La gente utilizaba un vehículo motorizado para viajar o
moverse de un lado a otro de la ciudad. El padre de nuestra protagonista iba
siempre en moto, de un lado para otro. Esa pasión por las dos ruedas se había
despertado en él desde la más tierna infancia. Y esa locura por las motos lo llevó
a una muerte prematura, cuando su pequeña apenas tenía tres años.
Desde entonces, su esposa le llevaba flores al cementerio
todos los domingos y siempre iba acompañada de su hija. A la pequeña le
encantaba ese día porque su madre, antes de entrar en el camposanto, le
compraba una bolsa de golosinas con mucho azúcar para que se entretuviera,
mientras ella colocaba las flores en la tumba de su esposo y rezaba. Años
después la niña seguía acompañando a su madre, cada domingo, al cementerio. Después
de tanto tiempo yendo, sabía caminar por los laberínticos pasillos del camposanto,
sin perderse. Desde que la descubrió, visitaba una tumba de alguien que había
nacido en Noruega, por una simple razón, allí descansaba un niño que había
muerto a los seis años, la edad que tenía ella ahora. Robaba una flor, del ramo
que compraban para su padre y la depositaba sobre aquella pequeña tumba.

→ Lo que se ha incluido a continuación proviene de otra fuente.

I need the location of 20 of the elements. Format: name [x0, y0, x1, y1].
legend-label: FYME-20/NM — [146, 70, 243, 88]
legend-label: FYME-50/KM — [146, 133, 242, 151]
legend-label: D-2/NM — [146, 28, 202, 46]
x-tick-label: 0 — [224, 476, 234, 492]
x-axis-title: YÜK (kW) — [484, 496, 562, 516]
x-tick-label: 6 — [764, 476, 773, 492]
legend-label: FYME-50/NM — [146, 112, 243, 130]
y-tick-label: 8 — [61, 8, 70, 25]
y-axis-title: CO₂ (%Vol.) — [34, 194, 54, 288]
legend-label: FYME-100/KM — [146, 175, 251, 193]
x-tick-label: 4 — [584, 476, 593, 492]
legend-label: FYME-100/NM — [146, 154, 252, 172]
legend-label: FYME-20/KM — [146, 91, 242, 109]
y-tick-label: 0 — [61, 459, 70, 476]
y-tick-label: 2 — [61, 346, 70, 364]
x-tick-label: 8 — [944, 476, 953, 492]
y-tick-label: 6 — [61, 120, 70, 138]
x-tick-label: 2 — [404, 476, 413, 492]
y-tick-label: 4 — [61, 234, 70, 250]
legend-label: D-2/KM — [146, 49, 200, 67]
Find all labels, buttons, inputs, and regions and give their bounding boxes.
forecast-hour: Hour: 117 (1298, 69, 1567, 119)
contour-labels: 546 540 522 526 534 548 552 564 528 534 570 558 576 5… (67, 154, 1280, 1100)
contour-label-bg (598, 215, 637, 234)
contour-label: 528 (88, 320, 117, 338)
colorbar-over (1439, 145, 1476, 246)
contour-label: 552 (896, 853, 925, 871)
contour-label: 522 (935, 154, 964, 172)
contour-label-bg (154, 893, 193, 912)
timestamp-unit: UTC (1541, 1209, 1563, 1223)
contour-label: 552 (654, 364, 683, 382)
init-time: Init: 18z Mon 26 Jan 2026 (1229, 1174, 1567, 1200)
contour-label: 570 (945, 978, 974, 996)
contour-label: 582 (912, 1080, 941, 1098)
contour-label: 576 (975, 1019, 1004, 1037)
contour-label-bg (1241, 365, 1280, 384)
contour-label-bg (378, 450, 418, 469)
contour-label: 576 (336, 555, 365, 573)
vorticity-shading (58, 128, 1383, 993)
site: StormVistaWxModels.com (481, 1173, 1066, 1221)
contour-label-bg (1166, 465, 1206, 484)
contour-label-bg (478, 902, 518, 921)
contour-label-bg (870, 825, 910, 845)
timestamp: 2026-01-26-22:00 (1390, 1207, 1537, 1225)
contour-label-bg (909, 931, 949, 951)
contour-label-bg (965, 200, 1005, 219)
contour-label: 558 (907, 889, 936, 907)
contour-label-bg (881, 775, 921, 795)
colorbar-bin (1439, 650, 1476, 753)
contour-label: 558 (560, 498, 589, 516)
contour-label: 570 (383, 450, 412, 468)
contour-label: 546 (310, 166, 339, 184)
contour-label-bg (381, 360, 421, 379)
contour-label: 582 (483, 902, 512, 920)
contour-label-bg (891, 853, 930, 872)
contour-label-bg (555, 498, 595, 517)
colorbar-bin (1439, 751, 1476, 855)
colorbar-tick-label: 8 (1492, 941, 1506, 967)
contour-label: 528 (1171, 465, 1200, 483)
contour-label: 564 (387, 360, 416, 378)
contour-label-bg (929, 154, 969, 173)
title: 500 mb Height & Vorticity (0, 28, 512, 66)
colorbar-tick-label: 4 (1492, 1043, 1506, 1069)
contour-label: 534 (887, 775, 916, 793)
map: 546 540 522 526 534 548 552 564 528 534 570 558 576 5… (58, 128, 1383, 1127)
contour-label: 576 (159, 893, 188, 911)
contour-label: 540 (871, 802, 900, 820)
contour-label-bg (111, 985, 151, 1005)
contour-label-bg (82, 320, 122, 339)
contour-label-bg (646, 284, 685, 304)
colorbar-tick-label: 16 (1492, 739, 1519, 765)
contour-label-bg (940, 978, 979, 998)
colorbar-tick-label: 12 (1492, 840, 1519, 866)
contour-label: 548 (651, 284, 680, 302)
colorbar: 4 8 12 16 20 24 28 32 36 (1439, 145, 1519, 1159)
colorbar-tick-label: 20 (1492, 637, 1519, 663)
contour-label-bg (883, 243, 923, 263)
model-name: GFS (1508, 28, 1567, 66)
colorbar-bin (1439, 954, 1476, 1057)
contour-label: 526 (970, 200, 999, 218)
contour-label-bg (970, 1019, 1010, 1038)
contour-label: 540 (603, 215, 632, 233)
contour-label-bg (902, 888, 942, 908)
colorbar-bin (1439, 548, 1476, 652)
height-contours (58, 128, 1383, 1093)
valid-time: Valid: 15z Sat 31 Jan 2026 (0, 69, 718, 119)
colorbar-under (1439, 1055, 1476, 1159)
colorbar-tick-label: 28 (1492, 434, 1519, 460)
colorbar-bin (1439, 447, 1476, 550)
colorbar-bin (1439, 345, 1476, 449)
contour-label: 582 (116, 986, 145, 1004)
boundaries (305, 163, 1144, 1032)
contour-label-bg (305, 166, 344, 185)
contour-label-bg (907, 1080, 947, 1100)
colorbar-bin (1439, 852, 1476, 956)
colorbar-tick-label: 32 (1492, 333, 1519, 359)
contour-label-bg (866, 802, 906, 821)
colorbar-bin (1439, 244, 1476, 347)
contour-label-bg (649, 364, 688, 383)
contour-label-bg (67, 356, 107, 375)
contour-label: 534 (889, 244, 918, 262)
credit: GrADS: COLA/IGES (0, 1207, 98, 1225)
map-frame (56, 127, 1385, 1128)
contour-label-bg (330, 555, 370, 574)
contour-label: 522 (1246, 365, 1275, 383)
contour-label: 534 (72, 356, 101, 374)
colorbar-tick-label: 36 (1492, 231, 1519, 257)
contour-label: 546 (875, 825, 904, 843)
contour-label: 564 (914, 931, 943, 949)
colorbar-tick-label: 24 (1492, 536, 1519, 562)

Un domingo, su madre se puso enferma, tenía mucha fiebre
y el médico le recomendó que no saliera de casa y menos con el tiempo tan
desapacible que hacía, temperaturas muy bajas y un cielo encapotado que presagiaba
lluvia. La niña se entretuvo viendo un rato la televisión, pero le parecía que
aquel domingo no era como los demás, la costumbre de ir al cementerio se había arraigado
en ella más de lo que cabía esperar. Asomó la cabeza por la puerta entreabierta
de la habitación de su madre para comprobar que ésta seguía durmiendo, se puso
unas botas de agua, un chubasquero con capucha y salió a la calle en dirección
al camposanto. Ese día no llevaba flores, pero sí una figura de barro con forma
de corazón, que había hecho en clase de manualidades. La depositó sobre la
tumba de su padre y se quedó en silencio unos minutos. Un carraspeo le hizo
girar la cabeza sobresaltada. Detrás de ella había un hombre, muy mayor,
vestido con un traje de aguas y unas botas que le llegaban hasta el muslo. Ella
lo miró detenidamente y le preguntó:
- ¿Quién eres?
-Un pescador –le respondió el hombre.
- ¿Y qué haces aquí? –le preguntó ella.
-Vivo aquí -le respondió el hombre- y te voy a contar un
secreto, echo mucho de menos el mar.
- ¿Y por qué no vas a verlo? –le preguntó la niña con
curiosidad.
-Porque no puedo salir de aquí –le respondió el anciano.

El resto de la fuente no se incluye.